PR blunder as Vodafone sack marketer over funny Twitter

Vodafone suffered a sense of humour failure and sacked one of its marketing team for tweeting that rival network T-Mobile should call them after suffering technical difficulties.
This happened at the end of last week in Hungary when a Vodafone employee ReTweeted – or republished – a Tweet from T-Mobile that explained its network was down.
To begin with @tmobilehungary had tweeted: “Hungary´s T-Mobile network partly down, software to blame” and followed it up with: “There will be an official statement (released) about the network problem. Please be patient!”
It was this second Tweet that Müller Tamás decided to RT @tmobilehungary via the official @Vodafone_HU account and said:“OK, give us a ring! ;) RT @tmobilehungary There will be an official statement (released) about the network problem. Please be patient!”
That ‘OK, give us a ring! ;)’ cost him his job and Vodafone swiftly commented that this had been unauthorised and dismissed the member of staff responsible – but did joke in its own statement that it would help T-Mobile fix the problem.

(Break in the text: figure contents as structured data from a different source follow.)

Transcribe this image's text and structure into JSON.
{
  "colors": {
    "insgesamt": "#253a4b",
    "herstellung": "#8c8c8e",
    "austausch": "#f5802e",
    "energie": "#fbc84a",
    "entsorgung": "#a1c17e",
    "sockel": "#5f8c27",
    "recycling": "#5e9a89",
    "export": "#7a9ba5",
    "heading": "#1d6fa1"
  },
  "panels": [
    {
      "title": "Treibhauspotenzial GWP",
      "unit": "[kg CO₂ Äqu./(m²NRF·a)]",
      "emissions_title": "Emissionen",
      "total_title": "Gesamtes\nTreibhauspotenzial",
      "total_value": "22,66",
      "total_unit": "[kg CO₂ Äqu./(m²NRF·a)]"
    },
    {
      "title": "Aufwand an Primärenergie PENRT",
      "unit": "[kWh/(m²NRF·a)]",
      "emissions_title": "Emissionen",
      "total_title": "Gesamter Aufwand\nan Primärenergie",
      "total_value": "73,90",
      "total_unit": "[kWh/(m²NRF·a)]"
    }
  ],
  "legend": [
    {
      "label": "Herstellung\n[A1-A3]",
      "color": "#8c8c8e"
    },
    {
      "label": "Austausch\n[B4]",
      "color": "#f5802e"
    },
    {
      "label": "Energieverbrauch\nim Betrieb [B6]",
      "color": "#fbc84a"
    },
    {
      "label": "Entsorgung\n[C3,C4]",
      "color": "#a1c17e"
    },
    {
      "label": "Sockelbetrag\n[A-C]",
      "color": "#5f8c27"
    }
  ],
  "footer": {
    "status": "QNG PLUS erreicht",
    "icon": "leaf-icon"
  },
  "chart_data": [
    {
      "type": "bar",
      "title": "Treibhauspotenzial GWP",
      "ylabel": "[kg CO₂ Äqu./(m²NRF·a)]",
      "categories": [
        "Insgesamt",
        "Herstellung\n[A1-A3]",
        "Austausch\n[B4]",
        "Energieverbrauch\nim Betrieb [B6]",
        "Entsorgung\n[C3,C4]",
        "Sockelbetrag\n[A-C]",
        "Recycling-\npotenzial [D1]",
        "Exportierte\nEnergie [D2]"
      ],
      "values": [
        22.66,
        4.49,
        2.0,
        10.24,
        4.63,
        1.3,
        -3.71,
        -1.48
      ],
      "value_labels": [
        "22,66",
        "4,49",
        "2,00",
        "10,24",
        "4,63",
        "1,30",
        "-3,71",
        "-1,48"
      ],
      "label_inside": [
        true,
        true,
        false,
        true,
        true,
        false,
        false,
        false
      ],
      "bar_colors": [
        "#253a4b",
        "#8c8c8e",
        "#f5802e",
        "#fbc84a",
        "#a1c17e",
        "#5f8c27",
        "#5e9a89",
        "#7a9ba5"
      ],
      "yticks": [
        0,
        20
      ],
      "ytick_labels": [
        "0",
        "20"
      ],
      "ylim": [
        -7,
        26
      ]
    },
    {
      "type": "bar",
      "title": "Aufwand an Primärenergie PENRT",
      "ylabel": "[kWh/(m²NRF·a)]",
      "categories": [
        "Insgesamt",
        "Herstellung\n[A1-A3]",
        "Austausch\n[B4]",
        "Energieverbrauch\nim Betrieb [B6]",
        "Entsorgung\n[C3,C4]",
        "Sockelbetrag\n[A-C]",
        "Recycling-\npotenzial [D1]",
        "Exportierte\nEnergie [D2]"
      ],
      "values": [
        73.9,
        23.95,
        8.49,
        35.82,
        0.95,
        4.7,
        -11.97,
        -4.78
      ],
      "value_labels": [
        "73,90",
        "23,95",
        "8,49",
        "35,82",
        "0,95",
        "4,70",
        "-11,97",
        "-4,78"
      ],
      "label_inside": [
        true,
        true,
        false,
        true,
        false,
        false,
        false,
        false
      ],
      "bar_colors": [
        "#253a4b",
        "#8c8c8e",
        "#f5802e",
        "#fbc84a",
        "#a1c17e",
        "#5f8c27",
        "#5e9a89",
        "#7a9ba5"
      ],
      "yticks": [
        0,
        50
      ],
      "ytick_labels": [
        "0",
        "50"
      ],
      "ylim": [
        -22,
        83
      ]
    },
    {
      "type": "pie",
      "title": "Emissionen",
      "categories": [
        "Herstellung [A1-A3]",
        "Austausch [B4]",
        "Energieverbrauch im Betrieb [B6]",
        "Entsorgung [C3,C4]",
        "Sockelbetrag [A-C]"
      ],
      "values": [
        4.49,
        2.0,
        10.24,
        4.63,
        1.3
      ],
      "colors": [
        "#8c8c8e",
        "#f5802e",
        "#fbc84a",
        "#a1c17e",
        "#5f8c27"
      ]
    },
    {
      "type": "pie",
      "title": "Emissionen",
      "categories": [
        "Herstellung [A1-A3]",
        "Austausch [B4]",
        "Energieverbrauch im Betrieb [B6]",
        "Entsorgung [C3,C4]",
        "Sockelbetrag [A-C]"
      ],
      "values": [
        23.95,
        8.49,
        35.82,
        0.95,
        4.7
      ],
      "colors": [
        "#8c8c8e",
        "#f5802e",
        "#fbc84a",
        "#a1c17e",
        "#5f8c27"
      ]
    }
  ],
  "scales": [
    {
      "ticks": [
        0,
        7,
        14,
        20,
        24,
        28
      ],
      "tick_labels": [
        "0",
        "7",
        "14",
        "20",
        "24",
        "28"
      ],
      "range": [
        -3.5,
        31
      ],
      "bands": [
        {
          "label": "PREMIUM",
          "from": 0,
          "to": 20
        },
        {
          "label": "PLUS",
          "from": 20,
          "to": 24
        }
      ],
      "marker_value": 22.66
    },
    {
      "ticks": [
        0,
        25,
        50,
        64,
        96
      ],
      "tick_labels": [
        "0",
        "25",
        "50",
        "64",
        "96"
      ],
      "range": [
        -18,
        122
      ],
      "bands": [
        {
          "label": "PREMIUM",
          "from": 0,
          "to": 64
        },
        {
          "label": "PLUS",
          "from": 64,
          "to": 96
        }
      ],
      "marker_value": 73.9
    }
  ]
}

Er... isn’t that where it went wrong for Müller Tamás?
Yet another spectacular example of a company over reacting to the often irreverent nature of social media and in doing so attracting negative publicity, defeating the whole point of using it in the first place!
It is early days, but the story has been limited to only a few technical websites and blogs, but I read about it after @clmlawbits in Newbury retweeted someone else talking about the incident. Now Morgan PR has blogged about it and we’ll tweet about that, add it to Facebook and mention it on LinkedIn too. I think the cat is out of the bag.
Ironically, it was a clever piece of marketing as Vodafone drew attention to the fact that the T-Mobile network was down to its own followers. When you remember that marketing should be directed at existing as well as new customers, this would have engendered loyalty among followers who use Vodafone, who presumably want reliability in their mobile service provider.
Lost not in translation but in the uproar was the fact that T-Mobile had actually been really savvy by using Twitter to keep customers informed about a technical problem they were rushing to fix and probably spared their call centre a multitude of frustrated callers. Perhaps without Vodafone over reacting, the rival network might have got a bit more kudos!
You can be confident this overshadowing of T-Mobile was coincidental! Clearly though Vodafone recognised it when they commented officially. Shame that they still sacked Müller Tamás.